Using Generative AI to Bring Enterprise Data Context Without Moving the Data: A Technical Exploration
Generative AI (Gen AI) is a rapidly evolving field with the potential to revolutionize the way we interact with enterprise data. Unlike traditional AI models, which are trained on specific tasks, Gen AI models can be trained to generate text, translate languages, write different kinds of creative content, and answer your questions in an informative way. This makes them ideal for bringing enterprise data context without moving the data.
One of the key challenges with enterprise systems like SAP is the need to have adequate domain knowledge and build context around the data. For example, a natural language text to SQL query on a large language model (LLM) trained with a general corpus of text may not have the precise functions used by a particular HANA database, or it may not know which fields to use on a particular table or the relationship between two tables.
To address this challenge, we can train a smaller Gen AI model on a corpus of domain-specific text and code. This model can then be used to generate SQL queries from natural language queries that are tailored to the specific needs of the enterprise system. The generated SQL queries can then be executed directly on the database to return the desired results.
This approach has several advantages. First, it eliminates the need to move the data to a central location, which can be time-consuming and expensive. Second, it allows users to query the data in their own words, without having to learn SQL. Third, it can help to improve the accuracy of queries by incorporating domain knowledge into the model.
One example of how this approach can be used is in the area of sales reporting. A salesperson could use the model to generate a report on all sales that have been made in the past quarter, or to generate a list of all customers who have purchased a particular product. The salesperson could also use the model to generate more complex reports, such as a report on all sales that have been made to customers in a particular region, or a report on all sales that have been made by a particular salesperson.
I need to question the LLM models with natural language which should give me a query which should be syntactically correct specific to HANA DB. The open models available do not know how to use the functions that are specific to each database , example data related functions may differ in HANA and Microsoft SQL .

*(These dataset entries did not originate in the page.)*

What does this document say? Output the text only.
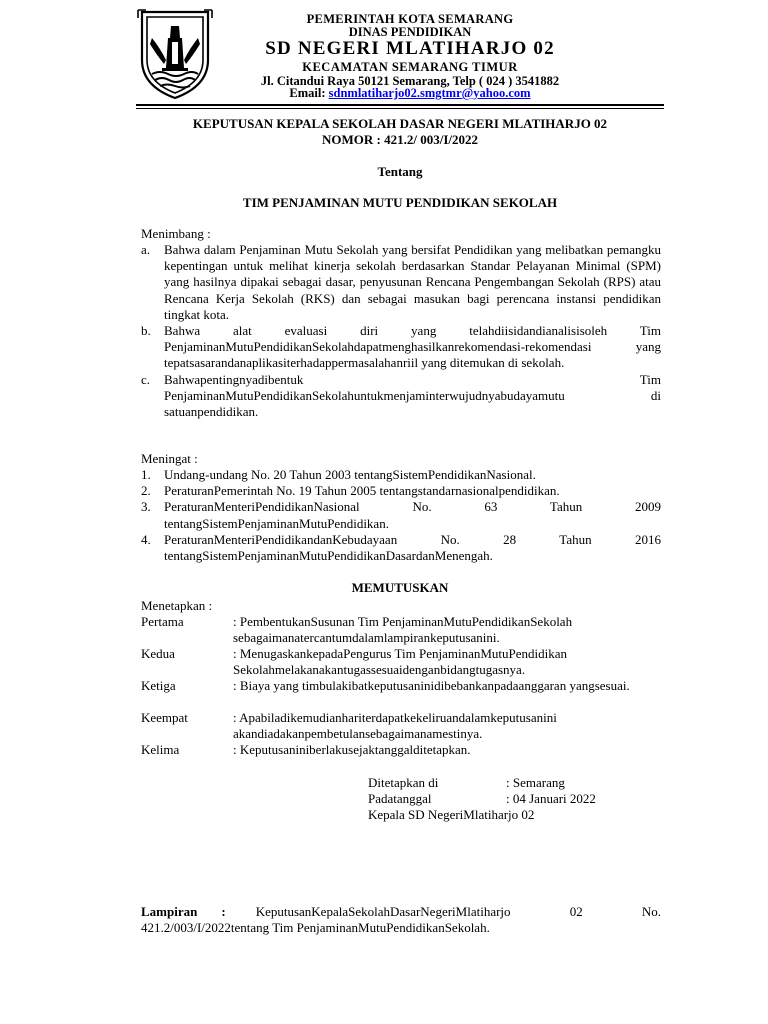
PEMERINTAH KOTA SEMARANG
DINAS PENDIDIKAN
SD NEGERI MLATIHARJO 02
KECAMATAN SEMARANG TIMUR
Jl. Citandui Raya 50121 Semarang, Telp ( 024 ) 3541882
Email: sdnmlatiharjo02.smgtmr@yahoo.com
KEPUTUSAN KEPALA SEKOLAH DASAR NEGERI MLATIHARJO 02
NOMOR : 421.2/ 003/I/2022
Tentang
TIM PENJAMINAN MUTU PENDIDIKAN SEKOLAH
Menimbang :
a. Bahwa dalam Penjaminan Mutu Sekolah yang bersifat Pendidikan yang melibatkan pemangku kepentingan untuk melihat kinerja sekolah berdasarkan Standar Pelayanan Minimal (SPM) yang hasilnya dipakai sebagai dasar, penyusunan Rencana Pengembangan Sekolah (RPS) atau Rencana Kerja Sekolah (RKS) dan sebagai masukan bagi perencana instansi pendidikan tingkat kota.
b. Bahwa alat evaluasi diri yang telahdiisidandianalisisoleh Tim PenjaminanMutuPendidikanSekolahdapatmenghasilkanrekomendasi-rekomendasi yang tepatsasarandanaplikasiterhadappermasalahanriil yang ditemukan di sekolah.
c. Bahwapentingnyadibentuk Tim PenjaminanMutuPendidikanSekolahuntukmenjaminterwujudnyabudayamutu di satuanpendidikan.
Meningat :
1. Undang-undang No. 20 Tahun 2003 tentangSistemPendidikanNasional.
2. PeraturanPemerintah No. 19 Tahun 2005 tentangstandarnasionalpendidikan.
3. PeraturanMenteriPendidikanNasional No. 63 Tahun 2009 tentangSistemPenjaminanMutuPendidikan.
4. PeraturanMenteriPendidikandanKebudayaan No. 28 Tahun 2016 tentangSistemPenjaminanMutuPendidikanDasardanMenengah.
MEMUTUSKAN
Menetapkan :
Pertama	: PembentukanSusunan Tim PenjaminanMutuPendidikanSekolah sebagaimanatercantumdalamlampirankeputusanini.
Kedua	: MenugaskankepadaPengurus Tim PenjaminanMutuPendidikan Sekolahmelakanakantugassesuaidenganbidangtugasnya.
Ketiga	: Biaya yang timbulakibatkeputusaninidibebankanpadaanggaran yangsesuai.
Keempat	: Apabiladikemudianhariterdapatkekeliruandalamkeputusanini akandiadakanpembetulansebagaimanamestinya.
Kelima	: Keputusaniniberlakusejaktanggalditetapkan.
Ditetapkan di	: Semarang
Padatanggal	: 04 Januari 2022
Kepala SD NegeriMlatiharjo 02
Lampiran : KeputusanKepalaSekolahDasarNegeriMlatiharjo 02 No. 421.2/003/I/2022tentang Tim PenjaminanMutuPendidikanSekolah.
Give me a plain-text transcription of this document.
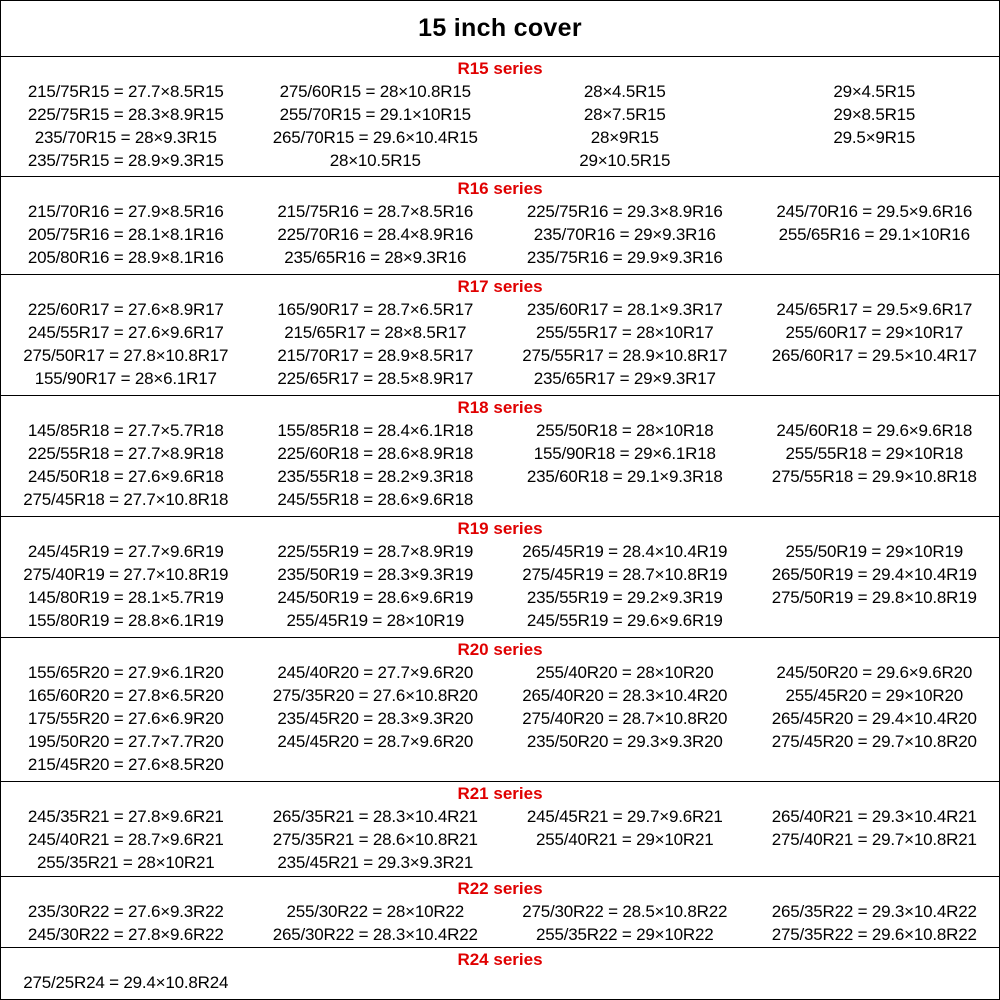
15 inch cover
R15 series
215/75R15 = 27.7×8.5R15	275/60R15 = 28×10.8R15	28×4.5R15	29×4.5R15
225/75R15 = 28.3×8.9R15	255/70R15 = 29.1×10R15	28×7.5R15	29×8.5R15
235/70R15 = 28×9.3R15	265/70R15 = 29.6×10.4R15	28×9R15	29.5×9R15
235/75R15 = 28.9×9.3R15	28×10.5R15	29×10.5R15
R16 series
215/70R16 = 27.9×8.5R16	215/75R16 = 28.7×8.5R16	225/75R16 = 29.3×8.9R16	245/70R16 = 29.5×9.6R16
205/75R16 = 28.1×8.1R16	225/70R16 = 28.4×8.9R16	235/70R16 = 29×9.3R16	255/65R16 = 29.1×10R16
205/80R16 = 28.9×8.1R16	235/65R16 = 28×9.3R16	235/75R16 = 29.9×9.3R16
R17 series
225/60R17 = 27.6×8.9R17	165/90R17 = 28.7×6.5R17	235/60R17 = 28.1×9.3R17	245/65R17 = 29.5×9.6R17
245/55R17 = 27.6×9.6R17	215/65R17 = 28×8.5R17	255/55R17 = 28×10R17	255/60R17 = 29×10R17
275/50R17 = 27.8×10.8R17	215/70R17 = 28.9×8.5R17	275/55R17 = 28.9×10.8R17	265/60R17 = 29.5×10.4R17
155/90R17 = 28×6.1R17	225/65R17 = 28.5×8.9R17	235/65R17 = 29×9.3R17
R18 series
145/85R18 = 27.7×5.7R18	155/85R18 = 28.4×6.1R18	255/50R18 = 28×10R18	245/60R18 = 29.6×9.6R18
225/55R18 = 27.7×8.9R18	225/60R18 = 28.6×8.9R18	155/90R18 = 29×6.1R18	255/55R18 = 29×10R18
245/50R18 = 27.6×9.6R18	235/55R18 = 28.2×9.3R18	235/60R18 = 29.1×9.3R18	275/55R18 = 29.9×10.8R18
275/45R18 = 27.7×10.8R18	245/55R18 = 28.6×9.6R18
R19 series
245/45R19 = 27.7×9.6R19	225/55R19 = 28.7×8.9R19	265/45R19 = 28.4×10.4R19	255/50R19 = 29×10R19
275/40R19 = 27.7×10.8R19	235/50R19 = 28.3×9.3R19	275/45R19 = 28.7×10.8R19	265/50R19 = 29.4×10.4R19
145/80R19 = 28.1×5.7R19	245/50R19 = 28.6×9.6R19	235/55R19 = 29.2×9.3R19	275/50R19 = 29.8×10.8R19
155/80R19 = 28.8×6.1R19	255/45R19 = 28×10R19	245/55R19 = 29.6×9.6R19
R20 series
155/65R20 = 27.9×6.1R20	245/40R20 = 27.7×9.6R20	255/40R20 = 28×10R20	245/50R20 = 29.6×9.6R20
165/60R20 = 27.8×6.5R20	275/35R20 = 27.6×10.8R20	265/40R20 = 28.3×10.4R20	255/45R20 = 29×10R20
175/55R20 = 27.6×6.9R20	235/45R20 = 28.3×9.3R20	275/40R20 = 28.7×10.8R20	265/45R20 = 29.4×10.4R20
195/50R20 = 27.7×7.7R20	245/45R20 = 28.7×9.6R20	235/50R20 = 29.3×9.3R20	275/45R20 = 29.7×10.8R20
215/45R20 = 27.6×8.5R20
R21 series
245/35R21 = 27.8×9.6R21	265/35R21 = 28.3×10.4R21	245/45R21 = 29.7×9.6R21	265/40R21 = 29.3×10.4R21
245/40R21 = 28.7×9.6R21	275/35R21 = 28.6×10.8R21	255/40R21 = 29×10R21	275/40R21 = 29.7×10.8R21
255/35R21 = 28×10R21	235/45R21 = 29.3×9.3R21
R22 series
235/30R22 = 27.6×9.3R22	255/30R22 = 28×10R22	275/30R22 = 28.5×10.8R22	265/35R22 = 29.3×10.4R22
245/30R22 = 27.8×9.6R22	265/30R22 = 28.3×10.4R22	255/35R22 = 29×10R22	275/35R22 = 29.6×10.8R22
R24 series
275/25R24 = 29.4×10.8R24
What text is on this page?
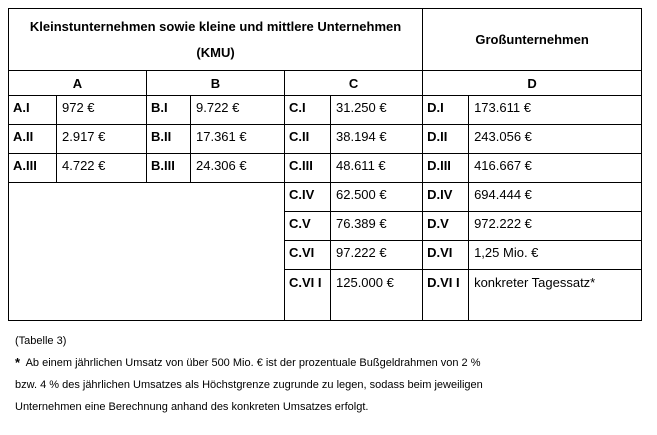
Kleinstunternehmen sowie kleine und mittlere Unternehmen (KMU)						Großunternehmen	
A		B		C		D	
A.I	972 €	B.I	9.722 €	C.I	31.250 €	D.I	173.611 €
A.II	2.917 €	B.II	17.361 €	C.II	38.194 €	D.II	243.056 €
A.III	4.722 €	B.III	24.306 €	C.III	48.611 €	D.III	416.667 €
				C.IV	62.500 €	D.IV	694.444 €
				C.V	76.389 €	D.V	972.222 €
				C.VI	97.222 €	D.VI	1,25 Mio. €
				C.VI I	125.000 €	D.VI I	konkreter Tagessatz*

(Tabelle 3)

* Ab einem jährlichen Umsatz von über 500 Mio. € ist der prozentuale Bußgeldrahmen von 2 %

bzw. 4 % des jährlichen Umsatzes als Höchstgrenze zugrunde zu legen, sodass beim jeweiligen

Unternehmen eine Berechnung anhand des konkreten Umsatzes erfolgt.
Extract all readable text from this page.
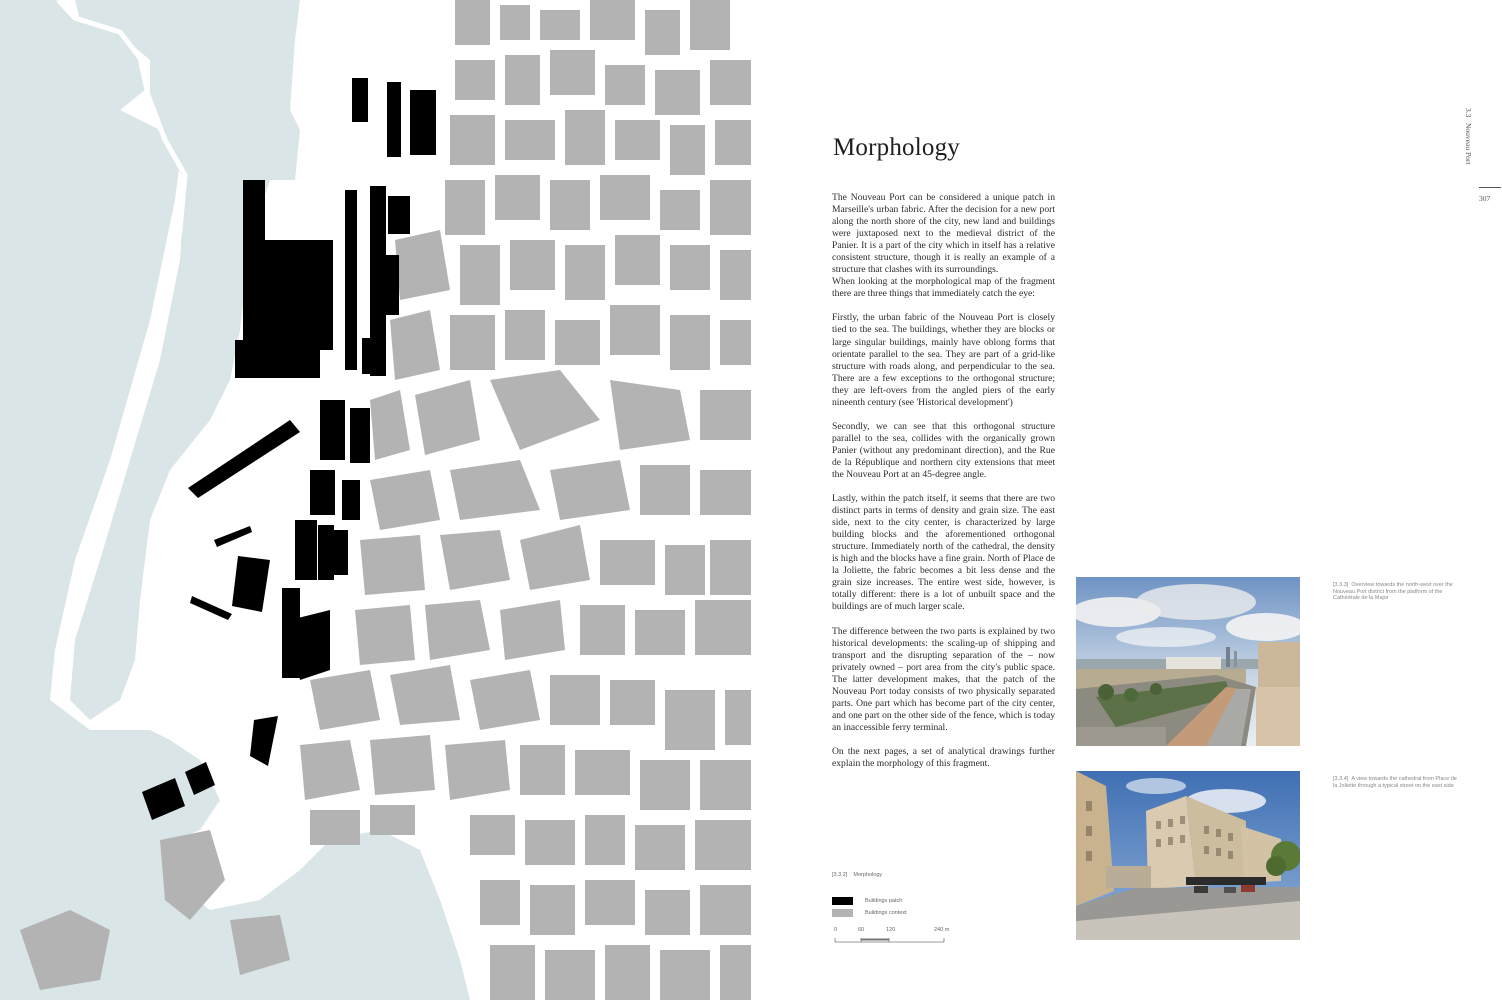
3.3   Nouveau Port
307
Morphology

The Nouveau Port can be considered a unique patch in Marseille's urban fabric. After the decision for a new port along the north shore of the city, new land and buildings were juxtaposed next to the medieval district of the Panier. It is a part of the city which in itself has a relative consistent structure, though it is really an example of a structure that clashes with its surroundings.

When looking at the morphological map of the fragment there are three things that immediately catch the eye:

Firstly, the urban fabric of the Nouveau Port is closely tied to the sea. The buildings, whether they are blocks or large singular buildings, mainly have oblong forms that orientate parallel to the sea. They are part of a grid-like structure with roads along, and perpendicular to the sea. There are a few exceptions to the orthogonal structure; they are left-overs from the angled piers of the early nineenth century (see 'Historical development')

Secondly, we can see that this orthogonal structure parallel to the sea, collides with the organically grown Panier (without any predominant direction), and the Rue de la République and northern city extensions that meet the Nouveau Port at an 45-degree angle.

Lastly, within the patch itself, it seems that there are two distinct parts in terms of density and grain size. The east side, next to the city center, is characterized by large building blocks and the aforementioned orthogonal structure. Immediately north of the cathedral, the density is high and the blocks have a fine grain. North of Place de la Joliette, the fabric becomes a bit less dense and the grain size increases. The entire west side, however, is totally different: there is a lot of unbuilt space and the buildings are of much larger scale.

The difference between the two parts is explained by two historical developments: the scaling-up of shipping and transport and the disrupting separation of the – now privately owned – port area from the city's public space. The latter development makes, that the patch of the Nouveau Port today consists of two physically separated parts. One part which has become part of the city center, and one part on the other side of the fence, which is today an inaccessible ferry terminal.

On the next pages, a set of analytical drawings further explain the morphology of this fragment.

[3.3.2] Morphology
Buildings patch
Buildings context
0	60	120	240 m
[3.3.3] Overview towards the north-west over the Nouveau Port district from the platform of the Cathédrale de la Major
[3.3.4] A view towards the cathedral from Place de la Joliette through a typical street on the east side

1)Part 1 – Download the LLM model and train with HANA SQL query data
2)Part 2 – Download the Finetuned model and connect to SAP HANA DB to retrieve the result
Part 1 – Download the LLM model and train with HANA SQL query data
In this first step we have used the bigcode/starcoder model to fine tune with HANA SQL query specific to Sales use case . It involves the query related to VBAK,VBAP and MARA tables . Thanks to Aron Macdonald, I have used the blog as reference to build this use case into-the-sql-weeds-fine-tuning-an-llm-with-enterprise-data.
The fine tuning dataset and the code is available in the below github LLM-finetuned-HANA
I have used a V100 resource in Colab to achieve this and it took around 1 hour to achieve the 0.2 loss and between 0.2 to 0.1 the model performs well . We need to train with 3-4 times to achieve this .
I have pushed this fine tuned model to Hugging face so that we could use it later.
Part 2 – Download the Finetuned model and connect to SAP HANA DB to retrieve the result
In this part I have downloaded the fine tuned model from my Hugging face repository and used it to query and executed the result of the question in the HANA Database to retrieve the live results .
Once the model is ready you can use it to question on sales related data and a db connection to HANA will execute the query and retrieve the results
The entire code to download and test is available in this git link test_finetune_hana_SQL
Gen AI is a powerful tool that can be used to bring enterprise data context without moving the data. By training Gen AI models on domain-specific corpora, we can enable users to query the data in their own words and generate accurate and informative reports. This can help to improve the efficiency and productivity of businesses of all sizes.
Enterprises have a vast amount of data that can be used to generate domain-specific knowledge. We can leverage vector databases and embeddings to bring this domain-specific knowledge to large language models (LLMs). For example, we could store all of the metadata in a vector database and use it in conjunction with fine-tuned LLMs. As LLM models continue to evolve, we can consider bringing in even more metadata.
In other words, vector databases and embeddings can be used to create a bridge between the domain-specific knowledge stored in enterprise data and the general-purpose knowledge stored in LLMs. This can allow LLMs to generate more accurate and informative responses to queries that involve domain-specific knowledge.
Note : SAP disclaims any legal obligation or commitment to pursue any course of business, or develop or release any functionality, mentioned in posts about potential uses of generative AI and large language models on this website. These posts are merely the individual poster’s ideas and opinions, and do not represent SAP’s official position or future development roadmap.